Inside it is a mesh net, known as a sukari, filled with red, yellow and black sea cucumbers, and in the background beyond, a jagged hillside covered with trees.
Just as I start getting nervous she appears, popping her cloth-covered head out of the water and exhaling her breath with a sharp whistling sound.
Back on our fishing boat, Captain Masumi Nakamura points to the woman and says proudly in Japanese: "My wife Sayuri is the best and fastest ama out there. She can catch as many as six abalone in one underwater dive."
Sayuri Nakamura, 64, is part of a team of five female ama divers that hunt for seafood almost daily in the waters in and around Japan's Toba City.
Depending on what the local Ama Association designates that day, they spend between 1.5-2 hours each morning in the sea, free-diving for everything from sea cucumbers, seaweed and turban shells to their prize catch: abalone.
Sayuri and her husband have been working alongside one another since she was 19 -- the same year she started diving.
"My number one condition when marrying was that the woman be an ama diver," says Masumi, who comes from a long line of fishermen. "This way we could spend our days together."
A centuries-old tradition
The tradition of ama diving dates back centuries, with references to these "women of the sea" first recorded around 5,000 years ago.
While the industry was once thriving, today only about 2,000 ama divers remain in Japan.
About 800 of them -- including Masumi's team -- reside in the Ise-Shima area of Japan's Mie prefecture, a region especially known for its rich waters. Like Sayuri, many of these women are in their 60s and have been diving their entire adult lives.
Japan's female ama divers are the stuff of legend.
It was in the years following World War II that many Westerners first learned of these real-life mermaids -- who in those days wore nothing more than a loincloth and diving mask, and a bandana to protect their heads during dives.

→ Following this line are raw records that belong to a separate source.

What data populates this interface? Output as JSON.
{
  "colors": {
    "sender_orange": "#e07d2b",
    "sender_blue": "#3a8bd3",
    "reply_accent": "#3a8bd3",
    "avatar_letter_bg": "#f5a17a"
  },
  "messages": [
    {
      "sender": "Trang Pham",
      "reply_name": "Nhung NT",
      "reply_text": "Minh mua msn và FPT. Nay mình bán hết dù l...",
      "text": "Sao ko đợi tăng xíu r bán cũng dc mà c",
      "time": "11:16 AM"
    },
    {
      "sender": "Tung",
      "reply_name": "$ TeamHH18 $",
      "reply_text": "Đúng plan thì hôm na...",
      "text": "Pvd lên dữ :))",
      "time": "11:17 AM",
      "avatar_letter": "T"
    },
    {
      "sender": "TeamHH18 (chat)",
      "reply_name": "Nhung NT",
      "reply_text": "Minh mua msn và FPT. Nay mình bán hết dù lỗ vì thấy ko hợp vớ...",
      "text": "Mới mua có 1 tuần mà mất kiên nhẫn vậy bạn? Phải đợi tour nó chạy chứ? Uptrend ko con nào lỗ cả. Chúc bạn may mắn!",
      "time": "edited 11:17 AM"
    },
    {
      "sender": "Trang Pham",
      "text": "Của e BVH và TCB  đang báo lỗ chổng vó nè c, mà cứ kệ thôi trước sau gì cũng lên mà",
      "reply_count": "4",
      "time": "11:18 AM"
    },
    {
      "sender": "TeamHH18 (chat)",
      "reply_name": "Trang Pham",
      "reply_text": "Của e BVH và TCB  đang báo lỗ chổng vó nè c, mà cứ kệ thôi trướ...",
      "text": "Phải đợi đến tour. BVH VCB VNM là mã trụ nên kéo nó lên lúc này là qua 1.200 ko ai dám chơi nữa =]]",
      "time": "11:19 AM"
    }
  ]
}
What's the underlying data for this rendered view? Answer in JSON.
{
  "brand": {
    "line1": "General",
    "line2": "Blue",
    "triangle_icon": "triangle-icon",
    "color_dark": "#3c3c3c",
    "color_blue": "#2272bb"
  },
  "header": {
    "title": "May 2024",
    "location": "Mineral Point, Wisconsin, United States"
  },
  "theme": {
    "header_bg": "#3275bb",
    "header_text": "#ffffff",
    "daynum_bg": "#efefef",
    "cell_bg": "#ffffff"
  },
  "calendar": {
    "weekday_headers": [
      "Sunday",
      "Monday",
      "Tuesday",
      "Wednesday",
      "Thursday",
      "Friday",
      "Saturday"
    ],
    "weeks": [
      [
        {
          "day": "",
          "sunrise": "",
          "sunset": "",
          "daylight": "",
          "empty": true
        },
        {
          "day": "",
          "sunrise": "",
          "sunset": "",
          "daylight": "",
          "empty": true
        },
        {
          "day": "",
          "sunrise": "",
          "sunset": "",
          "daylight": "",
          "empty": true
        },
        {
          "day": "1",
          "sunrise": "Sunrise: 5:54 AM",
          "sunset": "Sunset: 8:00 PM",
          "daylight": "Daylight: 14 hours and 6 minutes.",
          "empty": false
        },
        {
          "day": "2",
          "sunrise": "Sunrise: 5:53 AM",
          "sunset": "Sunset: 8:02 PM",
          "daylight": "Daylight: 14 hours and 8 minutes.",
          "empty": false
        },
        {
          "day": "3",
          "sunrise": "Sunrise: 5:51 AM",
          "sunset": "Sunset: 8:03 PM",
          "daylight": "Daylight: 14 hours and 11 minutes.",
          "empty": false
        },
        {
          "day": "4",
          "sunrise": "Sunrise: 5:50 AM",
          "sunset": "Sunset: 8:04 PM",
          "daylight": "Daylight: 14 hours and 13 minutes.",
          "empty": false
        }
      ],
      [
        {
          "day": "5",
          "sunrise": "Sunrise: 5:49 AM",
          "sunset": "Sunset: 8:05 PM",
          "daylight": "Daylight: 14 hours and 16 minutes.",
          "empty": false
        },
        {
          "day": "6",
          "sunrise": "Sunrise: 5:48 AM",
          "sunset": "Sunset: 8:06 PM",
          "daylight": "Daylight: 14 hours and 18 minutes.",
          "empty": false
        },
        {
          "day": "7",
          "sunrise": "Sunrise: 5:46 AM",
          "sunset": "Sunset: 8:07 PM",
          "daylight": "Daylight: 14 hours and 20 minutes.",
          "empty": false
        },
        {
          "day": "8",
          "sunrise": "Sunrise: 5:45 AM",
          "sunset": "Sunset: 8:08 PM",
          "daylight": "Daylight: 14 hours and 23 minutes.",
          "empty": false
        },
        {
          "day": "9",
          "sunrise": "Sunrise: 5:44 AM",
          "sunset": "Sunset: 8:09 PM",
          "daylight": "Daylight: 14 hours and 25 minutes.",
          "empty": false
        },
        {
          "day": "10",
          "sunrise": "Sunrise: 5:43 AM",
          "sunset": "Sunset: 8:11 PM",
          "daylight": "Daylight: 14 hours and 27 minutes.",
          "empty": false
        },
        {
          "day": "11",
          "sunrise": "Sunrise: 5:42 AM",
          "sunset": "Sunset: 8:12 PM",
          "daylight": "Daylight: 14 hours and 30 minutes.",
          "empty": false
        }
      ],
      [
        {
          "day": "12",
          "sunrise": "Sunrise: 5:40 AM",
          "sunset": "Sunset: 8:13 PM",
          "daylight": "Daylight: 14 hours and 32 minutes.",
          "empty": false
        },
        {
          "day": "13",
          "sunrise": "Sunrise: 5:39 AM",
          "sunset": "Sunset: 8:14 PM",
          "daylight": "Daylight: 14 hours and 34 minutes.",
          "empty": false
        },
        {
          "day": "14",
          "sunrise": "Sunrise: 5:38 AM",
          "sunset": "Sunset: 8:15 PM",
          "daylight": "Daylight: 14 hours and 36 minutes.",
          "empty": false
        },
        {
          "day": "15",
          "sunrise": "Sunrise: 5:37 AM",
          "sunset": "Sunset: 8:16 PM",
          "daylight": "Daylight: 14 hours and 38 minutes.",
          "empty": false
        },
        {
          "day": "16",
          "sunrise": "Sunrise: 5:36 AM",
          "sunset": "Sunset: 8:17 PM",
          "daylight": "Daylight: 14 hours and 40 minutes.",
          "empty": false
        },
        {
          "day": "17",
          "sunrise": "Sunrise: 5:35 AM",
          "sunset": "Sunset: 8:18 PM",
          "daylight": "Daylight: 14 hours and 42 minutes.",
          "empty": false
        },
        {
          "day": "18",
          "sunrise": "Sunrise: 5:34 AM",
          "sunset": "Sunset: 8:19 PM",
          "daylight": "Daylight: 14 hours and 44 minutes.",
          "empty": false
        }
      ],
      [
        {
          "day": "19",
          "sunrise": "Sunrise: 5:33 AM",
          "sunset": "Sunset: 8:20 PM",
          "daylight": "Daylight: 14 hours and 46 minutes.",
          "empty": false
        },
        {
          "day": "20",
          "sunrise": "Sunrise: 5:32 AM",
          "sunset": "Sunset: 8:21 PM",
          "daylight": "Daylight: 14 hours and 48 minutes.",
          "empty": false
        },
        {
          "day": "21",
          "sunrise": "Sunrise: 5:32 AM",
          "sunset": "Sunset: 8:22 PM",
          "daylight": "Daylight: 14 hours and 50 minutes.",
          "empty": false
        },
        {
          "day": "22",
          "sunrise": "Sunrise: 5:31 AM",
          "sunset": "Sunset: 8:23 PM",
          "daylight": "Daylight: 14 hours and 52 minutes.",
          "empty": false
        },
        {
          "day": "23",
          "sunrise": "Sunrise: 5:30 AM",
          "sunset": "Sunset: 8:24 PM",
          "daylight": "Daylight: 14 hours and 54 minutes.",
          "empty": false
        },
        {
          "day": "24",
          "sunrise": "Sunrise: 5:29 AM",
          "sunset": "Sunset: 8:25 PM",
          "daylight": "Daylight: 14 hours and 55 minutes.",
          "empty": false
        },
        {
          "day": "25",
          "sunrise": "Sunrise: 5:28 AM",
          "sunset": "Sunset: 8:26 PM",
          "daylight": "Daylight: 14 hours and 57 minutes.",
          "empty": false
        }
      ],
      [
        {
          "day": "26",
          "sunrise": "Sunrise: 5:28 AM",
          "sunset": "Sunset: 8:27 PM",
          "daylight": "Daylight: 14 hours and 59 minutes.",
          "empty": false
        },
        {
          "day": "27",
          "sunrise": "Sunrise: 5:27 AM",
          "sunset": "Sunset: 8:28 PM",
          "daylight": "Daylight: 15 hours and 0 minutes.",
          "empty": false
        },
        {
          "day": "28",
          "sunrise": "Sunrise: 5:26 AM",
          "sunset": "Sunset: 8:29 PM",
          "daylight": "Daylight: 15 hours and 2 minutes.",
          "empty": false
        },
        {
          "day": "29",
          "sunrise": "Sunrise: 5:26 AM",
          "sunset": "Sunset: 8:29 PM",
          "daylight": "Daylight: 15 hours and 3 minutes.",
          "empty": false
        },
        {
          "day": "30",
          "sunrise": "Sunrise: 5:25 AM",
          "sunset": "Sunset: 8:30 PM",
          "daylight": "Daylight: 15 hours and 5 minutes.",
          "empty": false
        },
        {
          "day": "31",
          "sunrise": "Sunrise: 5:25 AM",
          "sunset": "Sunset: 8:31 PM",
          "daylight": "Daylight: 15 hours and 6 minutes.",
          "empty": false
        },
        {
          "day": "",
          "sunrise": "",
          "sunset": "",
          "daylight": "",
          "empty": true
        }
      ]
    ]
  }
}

Their uniforms later switched to a more modest cloth shirt and pants before the women began donning full rubber wetsuits after 1960.
Ocean whistles and fish days
Masumi has taken us to the calm waters of a sheltered cove for this morning's dive -- though the team often operates in open ocean waters.
All around us the ama's heads pop out of the water, each one then swimming back to their sukari -- attached to their bodies by a rope --before diving gracefully underwater again.
As they go, their blue, yellow and green fins are the last things to disappear into the sea.
We learn that the whistling noise they emit when resurfacing is called isobue, or "ocean whistle," which helps regulate their breathing.
The entire free-diving process allows ama to develop an extremely large lung capacity -- a characteristic that many then pass along to their kids.
In fact, Sayuri's 91-year-old mother was an ama diver, finally retiring at age 70.
Unlike ama in other parts of Japan, where the women dive for multiple hours twice daily, Masumi and his team dive only once a day, usually six days a week.
Saturdays are their days off, along with two Tuesdays a month they refer to as "fish day."
This gives young fishermen a chance to meet women, says Masumi.
Still, the work is intense, but it also frees up time for the ama to spend with their families and give back to their communities.
Sayuri's younger sister Yoshino -- also on Masumi's team -- operates a dry seafood store, while Masumi runs a hotel.
No territorial disputes here
As the women continue to dive, Masumi takes us on a trip around the cove to enjoy the surrounding scenery.
On a beach we spot several ama divers walking into the sea; a line of mopeds parked along a nearby road.
They are kachido-style ama, Masumi tells us.
Basically this means they're freelance divers, using their own foot power to propel them into the water and searching for their catch at swallower depths -- approximately 16-26 feet (about 4-8 meters).
Masumi and his team are funado-style -- using a boat (dubbed a totokakabune, or "papa mama boat," because husbands and wives often work together) so they can dive even deeper, typically from 33-50 feet in depth.
To do so, funado ama tie heavy weights around their waists that help them descend quicker. While many teams often dive in the same general area at once, neither infiltrates the other's territory. Masumi says it's an unwritten rule.
We return to the dive site where Sayuri and the others climb back onto the boat hauling her day's catch.
They then place them into individual buckets -- each labeled with the diver's name -- as we head back toward shore. The women sit laughing and chatting about the day's conditions, all wondering who will have scored the largest catch.
This daily bet is nicknamed the "50 second battle," and Sayuri is typically the winner.
"Otherwise she won't talk to us," says Yoshino, laughing.
Once reaching port, the divers haul their buckets to their association's nearby market, where the catch is then sorted and weighed.
It's here that they will find out how much money they made that day -- a moment that's both exciting and nerve-racking.
Afterward, the women head off to their ama goya, or hut, to light a fire, warm their bones and snack on freshly caught treats, including sea urchin and turban snails.
It's a routine they know well, and one these particular five divers wouldn't trade for anything.